Africa!!! We've been here maybe 10 days now and settling in so very rapidly! I could write screeds on our experiences thus far - most good, some bad...
Let's ignore the flights, the taxis and dubai airport and skip to Dar es Salaam. It felt wierd to be landing there (esp. after dubai) where the trees were the tallest things and the international terminal was smaller than a supermarket. After an hour of sweaty customs forms we were met by a random who drove us through the streets to the man who was looking after us. Mr Mgoba was delightful and certainly helped us cope with our first tastes of Africa. He made it seem such an easy place and had us on a bus with ease.
We snaked north out of Dar on this reasonably crusty bus but were amazed by the greenery and the mud huts everywhere. It was an awesome feeling. Anyways, about 10 mins later i feel tiny hands running through my hair. I turn around to find a couple of 4 year old lads very fascinated. They even called out "simba simba" a couple of times...
Later that day (after surviving the horrid tanga bus station) we made it to Pangani. We were hoisted off the bus in the dark (no street lights) and pointed towards a house. Admittedly at this point we were v. tired and I was totally unable to see myself or kate surviving here.
Anyways, we are now 10 days into our time and things have changed. We've learnt to cope to some degree and are now having real fun.
For instance, we are doing rather well at learning Swahili. I can follow quite a few conversations suprisingly and count etc etc. Makes life easier.
The weather was initially hot (30 degrees day and night) but it's been more like 25 degrees since then. It varies between comfortable and uncomfortable but hey! it's meant to warm up soon after the rains (which pour for a couple of hours each day)
One problem we're having though is food. Pangani is very poor - most people earn approx 1000tsh a day (or $1nzd - don't laugh!) and so you can imagine what sort of things they eat. This lack of variety is tough to deal with. A typical day is a chapati for breakfast with a cup of tea. A couple of scrabble tile sized bits of beef for lunch with some cassava (root vege like spuds) and then maybe beans and rice for tea. We also drink heaps of soda. This fibre free, high fat diet is possibly not ideal but hey we'll make it through!

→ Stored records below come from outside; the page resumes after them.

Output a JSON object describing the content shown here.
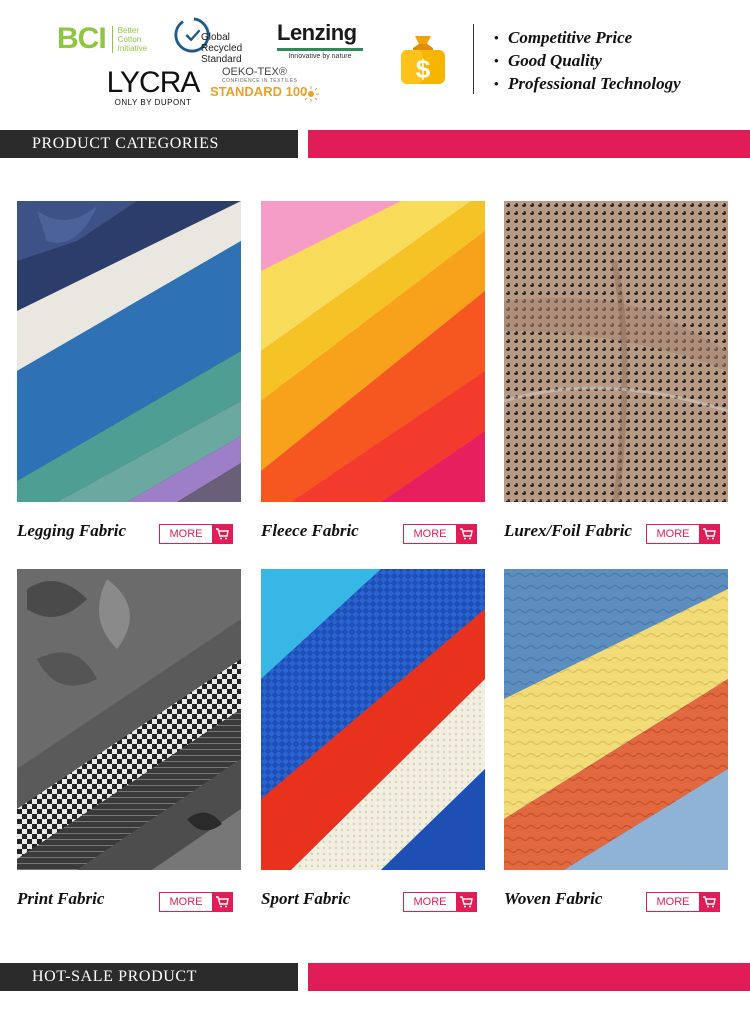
{
  "header": {
    "certifications": {
      "bci": {
        "mark": "BCI",
        "text": [
          "Better",
          "Cotton",
          "Initiative"
        ]
      },
      "grs": {
        "text": [
          "Global Recycled",
          "Standard"
        ]
      },
      "lenzing": {
        "name": "Lenzing",
        "tagline": "Innovative by nature"
      },
      "lycra": {
        "name": "LYCRA",
        "sub": "ONLY BY DUPONT"
      },
      "oeko": {
        "top": "OEKO-TEX®",
        "middle": "CONFIDENCE IN TEXTILES",
        "standard": "STANDARD 100"
      }
    },
    "price_icon": "dollar-bag-icon",
    "slogans": [
      "Competitive Price",
      "Good Quality",
      "Professional Technology"
    ]
  },
  "sections": {
    "categories_title": "PRODUCT CATEGORIES",
    "hot_sale_title": "HOT-SALE PRODUCT"
  },
  "categories": [
    {
      "name": "Legging Fabric",
      "more": "MORE"
    },
    {
      "name": "Fleece Fabric",
      "more": "MORE"
    },
    {
      "name": "Lurex/Foil Fabric",
      "more": "MORE"
    },
    {
      "name": "Print Fabric",
      "more": "MORE"
    },
    {
      "name": "Sport Fabric",
      "more": "MORE"
    },
    {
      "name": "Woven Fabric",
      "more": "MORE"
    }
  ],
  "colors": {
    "accent": "#e21c57",
    "bar_dark": "#2b2b2b",
    "bci_green": "#8dc63f",
    "oeko_orange": "#e9a22b"
  }
}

Volunteering has been admiteddly quite stalled as well thus far. My work is extremely slow due to difficult travel conditions, non-attendance of meetings and the nature of tanzanian business. Kate's is much slower still as she only starts next week! Still, we hope this aspect of our trip improves greatly over the next few months...
The best story we have is of the tournament we held here last week. We were discussing holding it towards the end of our stay but decided to have it early before Mary (the other volunteer here) left. This was just brilliant. They played soccer and netball. The netball was kates domain. Picture her blowing her whistle like crazy trying to control 2 teams and 300 African school girls who don't want a bar of it. Everytime there was goal there was a pitch invasion and absolute mayhem. Brilliant. The first 2 matches went quite well to be honest. There were rules and a general sense of calm prevailed. Then in the final the tension and excitement simply got too much and amusingly enough the two teams broke out in fist fights. Kate dealt to that by simply calling off the entire affair and declaring the match a draw (as you do) This lead to the local girls forming a victory parade around the school grounds for a good 30 mins. The soccer was possibly even more frenetic. The games were played on the quintessial african pitch complete with goats, cows and bicyclists everywhere. The final was a draw. We thus decided to have a penalty shootout. I found myself in the middle of a circle of African kids aged 5-17 blowing the whistle and hoping nothing would happen. THe shootout ended 2-2 and after much haranged consultation with the other Mzungu we called it a draw as well! you had to be there (or see the photos)
Then this morning we abandoned Pangani to get some western style luxury/recovery time.
We jumped onto a daladala (clapped out old minivan) with 19 other people and a goat and and headed to Peponi's - an idealesque (is that a word?) beach resort. They have toasted cheese sammies and steak. So very happy! we even got to see our wedding photos for the first time. They are superb.
Anyways. Hi to everyone and thanks for the texts and emails. We do have a cellphone here but can't think of the number - will post it soon!
Oh, finally, saw a dude walking down the street last night with a fridge on his head. I'm not even making that up.
Take care of yourselves and i'll take care of the steak i am having in an hour or so.